On media

ROSES & THORNS - Alejandro R. Roces -

A responsible media, cognizant of their duties and diligent in their conduct is one of the pillars of a free society. The fourth estate should act as the conscience of a nation and a check to self-interest, in government and civil society alike. In short, the press acts as a safety valve.

We have always maintained that the only true freedom any individual or institution has is the freedom to do good. Freedom of the press is meaningless if it is going to be abused or misused. We must raise the journalistic standards of the country. That should be the main task of each and every newspaperman. The ultimate test of any journalist is whether he was a credit to his profession or not. Since 1987, 140 journalists have been killed; 103 over the last nine years. Solving the recent cases is imperative. What is also important is the values that the journalists extolled. What were those values? That is what they should be remembered for.

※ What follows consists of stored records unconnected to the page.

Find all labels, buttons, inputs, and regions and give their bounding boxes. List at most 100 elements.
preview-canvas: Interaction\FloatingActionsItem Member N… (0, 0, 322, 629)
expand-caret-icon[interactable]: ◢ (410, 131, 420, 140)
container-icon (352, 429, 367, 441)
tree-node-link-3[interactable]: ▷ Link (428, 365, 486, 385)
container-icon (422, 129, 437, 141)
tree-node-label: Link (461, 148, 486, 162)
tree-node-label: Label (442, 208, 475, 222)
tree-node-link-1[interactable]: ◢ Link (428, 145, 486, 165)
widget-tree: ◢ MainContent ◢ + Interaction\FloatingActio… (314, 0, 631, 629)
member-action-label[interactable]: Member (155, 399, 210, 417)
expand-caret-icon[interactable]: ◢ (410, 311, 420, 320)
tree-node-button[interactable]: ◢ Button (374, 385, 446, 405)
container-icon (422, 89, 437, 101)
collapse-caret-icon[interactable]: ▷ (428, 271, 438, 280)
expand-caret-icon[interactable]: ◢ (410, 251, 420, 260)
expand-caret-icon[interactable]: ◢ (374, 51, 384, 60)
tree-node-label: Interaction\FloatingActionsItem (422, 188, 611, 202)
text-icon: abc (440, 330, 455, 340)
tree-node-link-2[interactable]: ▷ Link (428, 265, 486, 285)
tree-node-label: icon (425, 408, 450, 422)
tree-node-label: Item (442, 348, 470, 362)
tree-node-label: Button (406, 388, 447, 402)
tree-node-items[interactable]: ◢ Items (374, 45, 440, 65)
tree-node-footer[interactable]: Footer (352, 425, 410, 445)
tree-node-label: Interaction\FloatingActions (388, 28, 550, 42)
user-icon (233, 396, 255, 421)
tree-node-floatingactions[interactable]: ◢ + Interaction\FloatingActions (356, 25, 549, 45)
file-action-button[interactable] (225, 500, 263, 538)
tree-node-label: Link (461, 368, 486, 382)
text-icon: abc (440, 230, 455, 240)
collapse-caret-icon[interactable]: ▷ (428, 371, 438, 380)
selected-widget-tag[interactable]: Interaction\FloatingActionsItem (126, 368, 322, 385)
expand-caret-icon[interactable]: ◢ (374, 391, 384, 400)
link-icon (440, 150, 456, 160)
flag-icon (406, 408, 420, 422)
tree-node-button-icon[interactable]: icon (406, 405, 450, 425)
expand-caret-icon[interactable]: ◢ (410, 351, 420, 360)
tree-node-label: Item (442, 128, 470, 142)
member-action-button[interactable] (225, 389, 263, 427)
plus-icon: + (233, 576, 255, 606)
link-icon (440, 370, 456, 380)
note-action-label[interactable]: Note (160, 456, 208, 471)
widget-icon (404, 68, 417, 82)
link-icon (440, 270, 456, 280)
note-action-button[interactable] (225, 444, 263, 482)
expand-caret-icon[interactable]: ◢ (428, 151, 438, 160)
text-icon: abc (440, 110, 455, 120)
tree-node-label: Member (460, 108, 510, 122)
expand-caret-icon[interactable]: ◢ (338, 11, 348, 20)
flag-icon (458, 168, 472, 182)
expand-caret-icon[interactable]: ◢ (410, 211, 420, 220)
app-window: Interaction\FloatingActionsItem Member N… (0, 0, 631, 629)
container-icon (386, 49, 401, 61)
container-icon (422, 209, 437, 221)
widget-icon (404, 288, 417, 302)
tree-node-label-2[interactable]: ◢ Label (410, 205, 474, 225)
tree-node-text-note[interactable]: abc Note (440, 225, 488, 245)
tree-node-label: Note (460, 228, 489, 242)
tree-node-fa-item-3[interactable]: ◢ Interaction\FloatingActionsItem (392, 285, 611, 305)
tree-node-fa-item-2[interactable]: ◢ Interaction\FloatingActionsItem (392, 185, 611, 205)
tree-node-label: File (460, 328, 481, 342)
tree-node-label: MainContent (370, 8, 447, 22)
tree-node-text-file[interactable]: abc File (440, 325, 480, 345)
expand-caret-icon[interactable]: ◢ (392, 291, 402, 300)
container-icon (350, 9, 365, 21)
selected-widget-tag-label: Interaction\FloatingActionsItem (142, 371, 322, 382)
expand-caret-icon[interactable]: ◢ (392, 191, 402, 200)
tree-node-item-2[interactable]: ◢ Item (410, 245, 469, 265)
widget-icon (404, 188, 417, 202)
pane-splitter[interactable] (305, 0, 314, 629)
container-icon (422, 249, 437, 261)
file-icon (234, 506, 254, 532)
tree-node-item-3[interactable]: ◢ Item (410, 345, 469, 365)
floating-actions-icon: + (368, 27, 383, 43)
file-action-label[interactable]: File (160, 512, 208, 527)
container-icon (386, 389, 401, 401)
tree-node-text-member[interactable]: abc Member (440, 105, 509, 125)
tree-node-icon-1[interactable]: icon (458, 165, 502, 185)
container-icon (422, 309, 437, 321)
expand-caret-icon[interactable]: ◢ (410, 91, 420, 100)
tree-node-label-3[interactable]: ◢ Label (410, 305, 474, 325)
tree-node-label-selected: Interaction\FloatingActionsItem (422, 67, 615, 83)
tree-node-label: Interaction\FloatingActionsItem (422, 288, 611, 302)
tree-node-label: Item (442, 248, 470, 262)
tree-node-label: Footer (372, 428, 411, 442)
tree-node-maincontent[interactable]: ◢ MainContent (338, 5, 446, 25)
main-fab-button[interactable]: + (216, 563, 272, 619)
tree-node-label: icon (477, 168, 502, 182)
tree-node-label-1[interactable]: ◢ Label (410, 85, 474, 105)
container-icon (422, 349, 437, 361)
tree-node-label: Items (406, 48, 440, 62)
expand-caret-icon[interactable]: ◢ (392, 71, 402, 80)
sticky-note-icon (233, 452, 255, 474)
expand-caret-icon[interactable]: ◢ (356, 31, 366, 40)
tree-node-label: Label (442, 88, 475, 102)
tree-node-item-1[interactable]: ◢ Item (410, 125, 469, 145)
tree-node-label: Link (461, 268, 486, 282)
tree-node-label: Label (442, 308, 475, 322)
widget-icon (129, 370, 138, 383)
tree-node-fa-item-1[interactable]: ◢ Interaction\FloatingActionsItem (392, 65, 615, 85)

One of the major reforms wished by the Propagandists of the 19th century was a free press; a press free to express the interests of the people and to responsibly act free from government censorship. Graciano Lopez Jaena wrote in his article La logica en Filipinas, which enumerated the various ills of the Philippines: “Let the censorship of the press be suppressed, and we will see how many ills, how many irregularities, how much immorality will be brought to light.” For Jose Rizal, so important did he consider the freedom of the press, that he paired it with representation in the Cortes as a necessary reform, else revolution become an option. Both reforms give voice to the people. He further warned: “Someone will answer that in colonies with a free press, the prestige of the rulers, that prop of false governments, will be greatly imperiled. We answer that the prestige of the nation is not by abetting and concealing abuses, but by rebuking and punishing them...” Today, we say we have a free press. Yet, we consider that self-censorship through envelopmental journalism exists; how prevalent remains to be studied. Water Lippman said: “Cronyism is the death of journalism.” In addition, the culture of impunity that has been allowed to flourish, best exemplified through the prevalence of extrajudicial killings, acts as another form of censorship.

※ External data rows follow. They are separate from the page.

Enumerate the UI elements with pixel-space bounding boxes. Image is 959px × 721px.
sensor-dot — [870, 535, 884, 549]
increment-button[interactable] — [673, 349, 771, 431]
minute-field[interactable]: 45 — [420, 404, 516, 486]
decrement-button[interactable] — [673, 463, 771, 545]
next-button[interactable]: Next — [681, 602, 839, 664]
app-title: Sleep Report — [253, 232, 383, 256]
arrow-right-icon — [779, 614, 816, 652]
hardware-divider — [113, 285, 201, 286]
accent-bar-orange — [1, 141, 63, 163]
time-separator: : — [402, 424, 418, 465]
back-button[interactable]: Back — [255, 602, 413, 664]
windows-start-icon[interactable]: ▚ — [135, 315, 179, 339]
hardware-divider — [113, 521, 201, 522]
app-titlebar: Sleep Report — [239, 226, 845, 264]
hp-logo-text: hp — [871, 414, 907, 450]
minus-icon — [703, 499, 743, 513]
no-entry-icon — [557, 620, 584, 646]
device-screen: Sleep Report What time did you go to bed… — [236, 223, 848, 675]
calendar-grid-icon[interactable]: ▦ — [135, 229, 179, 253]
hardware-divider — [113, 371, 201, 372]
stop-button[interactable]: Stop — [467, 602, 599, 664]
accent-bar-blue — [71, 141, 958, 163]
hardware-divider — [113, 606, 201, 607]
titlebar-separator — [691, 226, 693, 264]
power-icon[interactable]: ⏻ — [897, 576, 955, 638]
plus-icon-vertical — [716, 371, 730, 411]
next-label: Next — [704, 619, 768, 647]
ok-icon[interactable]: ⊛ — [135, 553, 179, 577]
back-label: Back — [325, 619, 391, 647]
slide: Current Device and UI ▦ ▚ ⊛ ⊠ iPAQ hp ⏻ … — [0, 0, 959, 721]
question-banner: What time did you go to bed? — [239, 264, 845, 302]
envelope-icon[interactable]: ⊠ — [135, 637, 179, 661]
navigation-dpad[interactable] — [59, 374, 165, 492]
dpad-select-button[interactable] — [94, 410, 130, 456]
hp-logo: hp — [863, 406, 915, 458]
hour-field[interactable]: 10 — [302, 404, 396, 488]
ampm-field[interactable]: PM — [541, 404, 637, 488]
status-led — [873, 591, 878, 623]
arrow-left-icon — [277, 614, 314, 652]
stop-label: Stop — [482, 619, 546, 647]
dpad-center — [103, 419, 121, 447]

We have been writing a column for almost 60 years now. In the field of journalism we have learned a few things; chief among them is that a newspaper is a reflection of the publisher. We have been very fortunate with who we have worked with. Back in 1969 we wrote: “It is the publisher who chooses his editor, his columnists, his reporters, and deskmen. And in the ultimate analysis, a newspaper is a reflection of the mentality of the publisher….The publisher sets the policy of a newspaper.” We continued: “We sincerely believe that any major change in this country will have to begin with a major change in the newspaper world. Politics has always been a dirty business. But journalism need not be so. A journalist has to deal with politicians and politics as we said earlier is a very dirty affair. Admittedly, it is very difficult to work in a gutter and not be soiled. But it is one thing to work in a gutter in order to clean it and another to work in a gutter and add to it.”

The press could be one of the main pillars of a free society. And if it is a truly great press, it will be more than just a pillar. It will be a beacon light that could show this nation the true path to greatness. To do so, the government must create an atmosphere where a free press can flourish. And the press must also evaluate their own house, and remember their responsibilities as well.